NOTE: Your solutions to all of the exercises above must be implemented, tested, and execute correctly on your cs480 virtual machine. Among your attachments (as part of the tar.bz2 file) submit also transcript files showing the correct execution of the commands / scripts as you executed them on your cs480 virtual machine. You can use the script command to record the session and submit the resulting files (4.4_trascript.txt, ...) with your homework assignment as part of your bz2 file submited into your directory under /home/CS480.

Submitted files, overall quality, length, and feedback:

  1. 5 pts : Submit all relevant files you modified during the lab (into the /home/CS480/yourcsloginname directory as part of the tar.bz2 file) . Exactly two files need to be submitted: One file being your report in PDF is to be submitted on the Blackboard. The other file is the tar.bz2 file containing everything else and it gets submitted into /home/CS480 (Pack the files together using tar and bzip2, and copy them using scp from your computer into your cs account )
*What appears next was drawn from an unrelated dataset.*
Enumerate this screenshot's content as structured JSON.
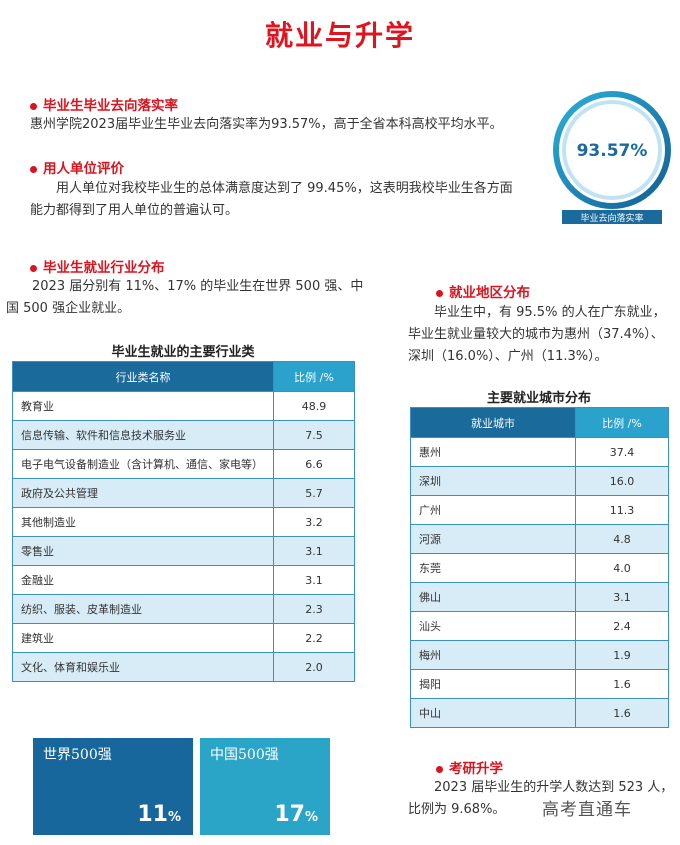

  2.  10 pts - Submit your report as a PDF document through learn.nmsu.edu and all supporting documents, programs, and execution transcripts as part of the tar.bz2 file in your directory under /home/CS480. The report has to contain answers to all questions above, and for the practical problems on your computer describe in detail choices you made, difficulties you encountered, and how did you deal with them.
  3. 5 pts - Feedback:In the last paragraph of your report estimate how much time you spent on this assignment. Describe what was hard, easy, interesting, boring or confusing.